Работа Бема вызвала точно такие же громкие сожаления о «кризисе жанра», как публичная поддержка спиритуализма Уильямом Джеймсом более ста лет назад. Это выяснилось в том же номере, в котором были опубликованы сами результаты исследования, – редкий случай одновременного появления статьи и ее опровержения. Мог ли журнал Journal of Personality and Social Psychology предвидеть будущее и воздержаться от спорного решения публиковать эти материалы?

С тех пор мало что изменилось, разве что спиритуализм теперь называют парапсихологией и экстрасенсорным восприятием. (С другой стороны, сколько людей отказалось поверить результатам исследования подчинения, проведенным Стэнли Милгрэмом и показавшим, что подавляющее большинство людей способно по приказу причинить другим смертельную боль, прекрасно сознавая, что они делают, и несмотря на внутренний конфликт?) С нашими инстинктами трудно бороться, какую бы направленность они ни имели. Для этого требуется вдумчивое, осознанное усилие воли.

Нашу интуицию формирует контекст, а контекст наполнен информацией благодаря миру, в котором мы живем. Таким образом, он может служить шорами или своего рода «слепым пятном», как в случае с Конан Дойлом и эльфами. Но благодаря вдумчивости мы можем постараться найти баланс между проверкой нашей интуиции с помощью фактов и широтой взглядов. Затем мы можем вынести наиболее точное суждение, располагая информацией, вдобавок отдавая себе отчет, что эту информацию окрашивает сама эпоха.

В таком случае можно ли винить Артура Конан Дойла за его приверженность версии о реальности эльфов? Разве он зашел слишком далеко – в условиях викторианской Англии, когда эльфы населяли страницы почти каждой детской книжки (не в последнюю очередь «Питера Пэна», написанного близким другом сэра Артура, Дж.М. Барри), где даже терапевты и психологи, химики и астрономы допускали возможность их существования? В конце концов, Конан Дойл был всего лишь человеком, подобно всем нам.

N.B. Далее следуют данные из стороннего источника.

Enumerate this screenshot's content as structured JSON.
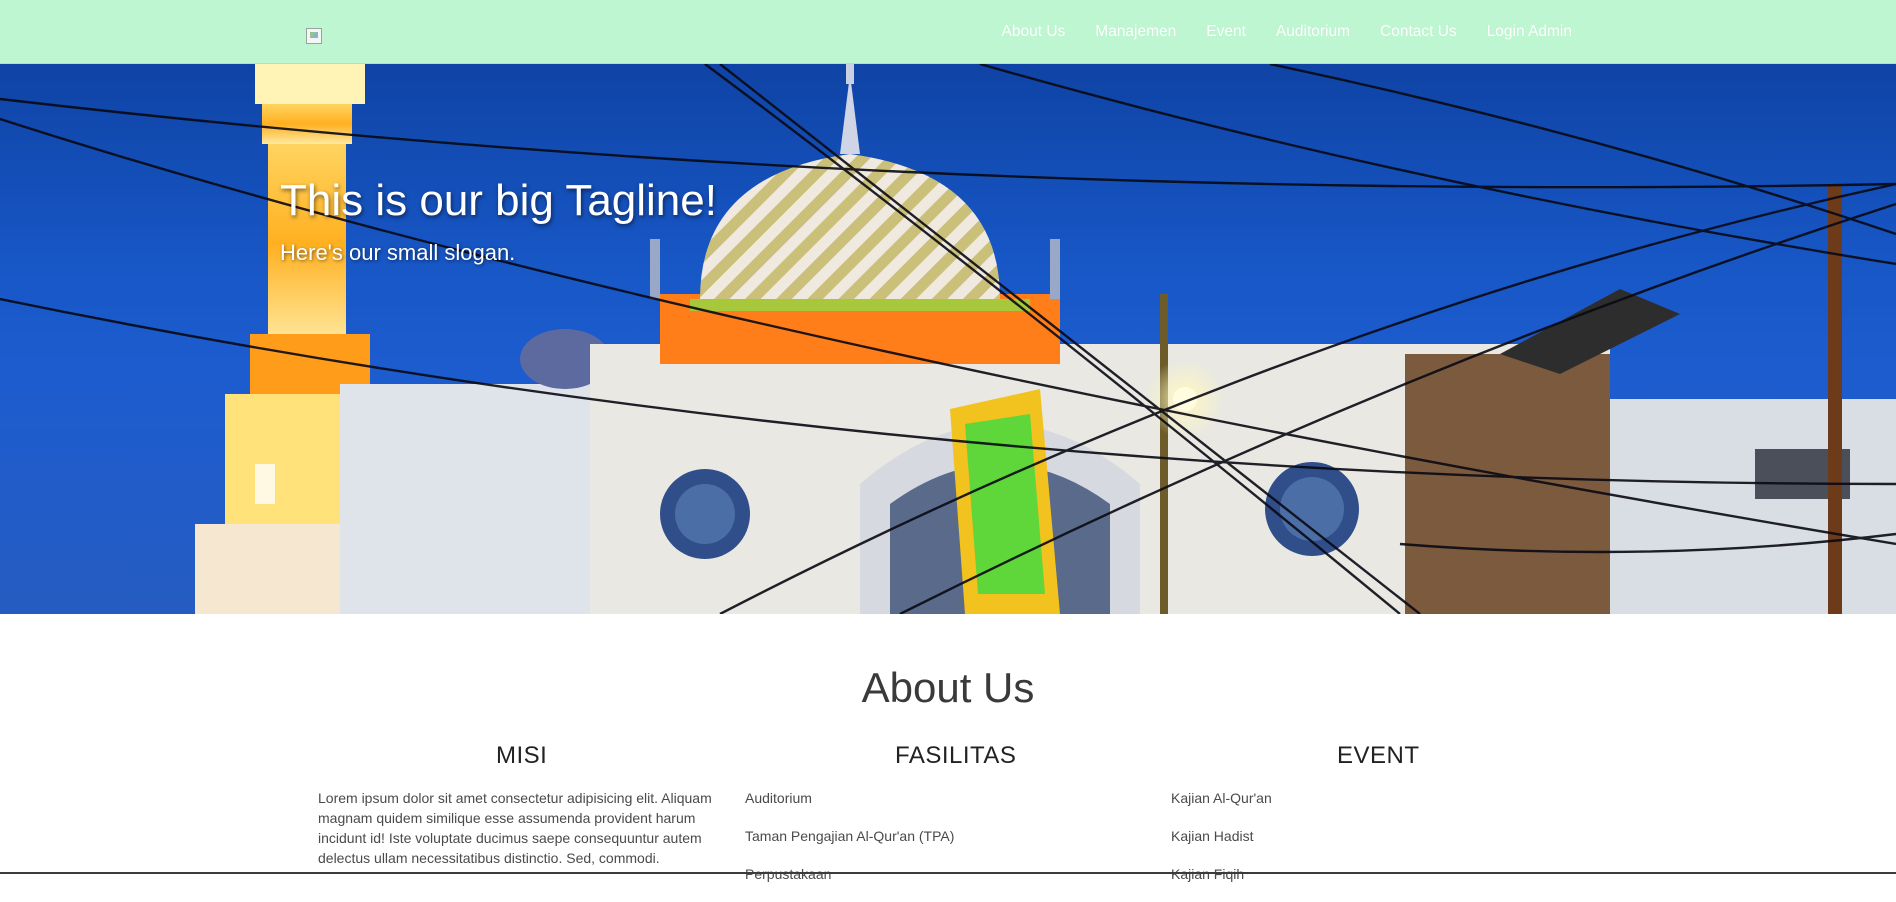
{
  "navbar": {
    "brand_logo": "broken-image-icon",
    "links": [
      "About Us",
      "Manajemen",
      "Event",
      "Auditorium",
      "Contact Us",
      "Login Admin"
    ],
    "background": "#bdf6d1",
    "link_color": "#ffffff"
  },
  "hero": {
    "title": "This is our big Tagline!",
    "slogan": "Here's our small slogan."
  },
  "about": {
    "title": "About Us",
    "columns": [
      {
        "heading": "MISI",
        "text": "Lorem ipsum dolor sit amet consectetur adipisicing elit. Aliquam magnam quidem similique esse assumenda provident harum incidunt id! Iste voluptate ducimus saepe consequuntur autem delectus ullam necessitatibus distinctio. Sed, commodi."
      },
      {
        "heading": "FASILITAS",
        "items": [
          "Auditorium",
          "Taman Pengajian Al-Qur'an (TPA)",
          "Perpustakaan"
        ]
      },
      {
        "heading": "EVENT",
        "items": [
          "Kajian Al-Qur'an",
          "Kajian Hadist",
          "Kajian Fiqih"
        ]
      }
    ]
  }
}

Мы никогда не узнаем наверняка, что произошло. Самое большее, что мы можем предпринять, – запомнить наставления Холмса и старательно применять их. И помнить, что непредубежденность – одно из этих наставлений, отсюда и принцип (или аксиома, как она названа в конкретном случае, в рассказе «Чертежи Брюса-Партингтона»): «Когда исключаются все возможности, кроме одной, эта последняя, сколь ни кажется она невероятной, и есть неоспоримый факт».

Но что это означает на практике? Как перейти от теоретического понимания необходимости баланса и непредубежденности к его практическому применению в ситуациях, когда у нас может и не быть времени обдумывать свои суждения так, как во время неспешного чтения на досуге?

И мы возвращаемся к самому началу: к привычному культивируемому нами складу ума, к структуре нашего «мозгового чердака», которую мы стремимся сохранить во что бы то ни стало.

Охотничий склад ума

Одна из ипостасей Шерлока Холмса, то и дело возникающая в рассказах о нем, – Холмс-охотник, вечно настороженный хищник, который высматривает очередную добычу, даже когда кажется, что он мирно лежит в тени, этот бдительный снайпер, улавливающий малейший шорох, даже если винтовка покоится у него на коленях во время полуденного отдыха.

Вспомним, как Ватсон описывает спутника в рассказе «Дьяволова нога» (The Adventure of the Devil’s Foot):

«Холмс преобразился: внешнее бесстрастие мгновенно сменилось бешеной энергией. Он подобрался, насторожился, глаза его засверкали, лицо застыло, он двигался с лихорадочной быстротой… точь-в-точь гончая, почуявшая дичь» [24] .

В сущности, идеальный образ. Энергия не тратится понапрасну: она порождает привычное состояние бдительности и внимания, позволяющее действовать мгновенно, как делает охотник, увидевший льва, лев, заметивший антилопу, или гончая, которая почуяла лисицу, и теперь все ее тело начеку, готовое броситься в погоню. Охотник – это символ, объединяющий все свойства мышления, воплощением которых выглядит Шерлок Холмс, в единый элегантный силуэт. Культивируя такой склад ума со всеми его установками, мы на шаг приближаемся к умению осуществлять на практике то, что уже поняли в теории. Разум охотника воплощает в себе все элементы холмсовской мысли, не давая им ускользнуть, и, регулярно пользуясь таким складом ума, мы всякий раз освежаем в памяти принципы, которые иначе бы оказались забыты.

Неусыпное внимание

Быть охотником не значит постоянно охотиться. Это значит всегда быть начеку, чтобы действовать, когда того потребуют обстоятельства, а не растрачивать энергию попусту, без необходимости. Следить за признаками и симптомами, требующими внимания, и знать, какие из них можно игнорировать. Как известно любому хорошему охотнику, в решающий момент необходимо собрать все силы.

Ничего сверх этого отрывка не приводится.